The Microsoft Autonomous Code Security (ACS) team, featuring veterans from DARPA’s AI Cyber Challenge, developed MDASH to move AI vulnerability research into production engineering. MDASH operates in stages: preparing target indices, scanning for candidates, validating findings through “debater” agents, deduplicating results, and finally proving the bugs by generating triggering inputs. During its internal rollout, it successfully discovered a cohort of 16 previously unknown vulnerabilities in Windows, four of which were critical RCEs in the TCP/IP stack and IKEv2 service.

Why it matters

This is a paradigm shift in cybersecurity. Traditional automated scanning often suffers from high false-positive rates and limited reasoning capabilities. By using a multi-agent “ensemble” approach, Microsoft has shown that the “agentic system” around the models is more important than the individual models themselves. It allows for higher precision (zero false positives in private tests) and the ability to reason about complex, proprietary codebases that weren’t part of any model’s training data.

Evidence

16 Zero-Days: Identified in Windows networking and authentication stacks.
4 Critical RCEs: Specifically found in components like the kernel TCP/IP stack.
100% Recall: Achieved in tcpip.sys against five years of historical MSRC cases.
Benchmark Leader: Scored 88.45% on the public CyberGym benchmark, taking the top spot on the leaderboard.
Zero False Positives: In a controlled test with 21 planted vulnerabilities, MDASH found all 21 with no noise.

Analysis

The success of MDASH highlights the maturity of “agentic workflows.” The system doesn’t just “ask an AI” to find bugs; it forces multiple AIs to compete and cooperate. “Auditor” agents flag suspects, while “Debater” agents try to refute them.

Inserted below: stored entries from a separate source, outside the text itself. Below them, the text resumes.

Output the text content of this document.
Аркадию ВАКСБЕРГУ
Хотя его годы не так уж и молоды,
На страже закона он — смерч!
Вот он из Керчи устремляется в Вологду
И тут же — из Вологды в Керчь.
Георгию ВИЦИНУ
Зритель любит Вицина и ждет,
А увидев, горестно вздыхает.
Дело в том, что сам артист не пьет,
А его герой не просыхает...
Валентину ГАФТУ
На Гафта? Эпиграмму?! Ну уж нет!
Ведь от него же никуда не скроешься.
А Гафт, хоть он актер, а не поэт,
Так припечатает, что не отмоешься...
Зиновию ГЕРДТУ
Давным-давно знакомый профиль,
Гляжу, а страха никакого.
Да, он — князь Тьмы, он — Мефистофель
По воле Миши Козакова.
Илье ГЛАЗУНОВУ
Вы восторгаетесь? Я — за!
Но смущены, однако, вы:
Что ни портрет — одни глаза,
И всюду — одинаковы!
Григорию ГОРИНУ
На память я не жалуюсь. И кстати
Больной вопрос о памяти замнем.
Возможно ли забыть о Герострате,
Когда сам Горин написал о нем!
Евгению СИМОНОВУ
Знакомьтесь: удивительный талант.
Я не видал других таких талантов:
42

If a debater fails to disprove a finding, its credibility increases. This mimics the adversarial nature of real-world security research. Furthermore, the model-agnostic architecture means Microsoft can swap in better models as they emerge without rebuilding the entire pipeline.

Practical takeaway

For enterprise security leaders, the message is that AI security is moving from “copilots” (assisting humans) to “autonomous systems” (performing end-to-end research). Organizations should look beyond single-model implementations and start investigating agentic orchestration for their own DevSecOps pipelines. While MDASH is currently in private preview, it sets the standard for how high-value codebases will be secured in the near future.

Open questions

Cost vs. Benefit: Running 100+ agents per scan is computationally expensive. How will Microsoft optimize this for broader commercial availability?
The AI Arms Race: How soon will offensive actors deploy similar multi-agent ensembles to find vulnerabilities before vendors can patch them?
Azure Availability: When will this harness be integrated directly into Azure DevOps or GitHub Advanced Security for external developers?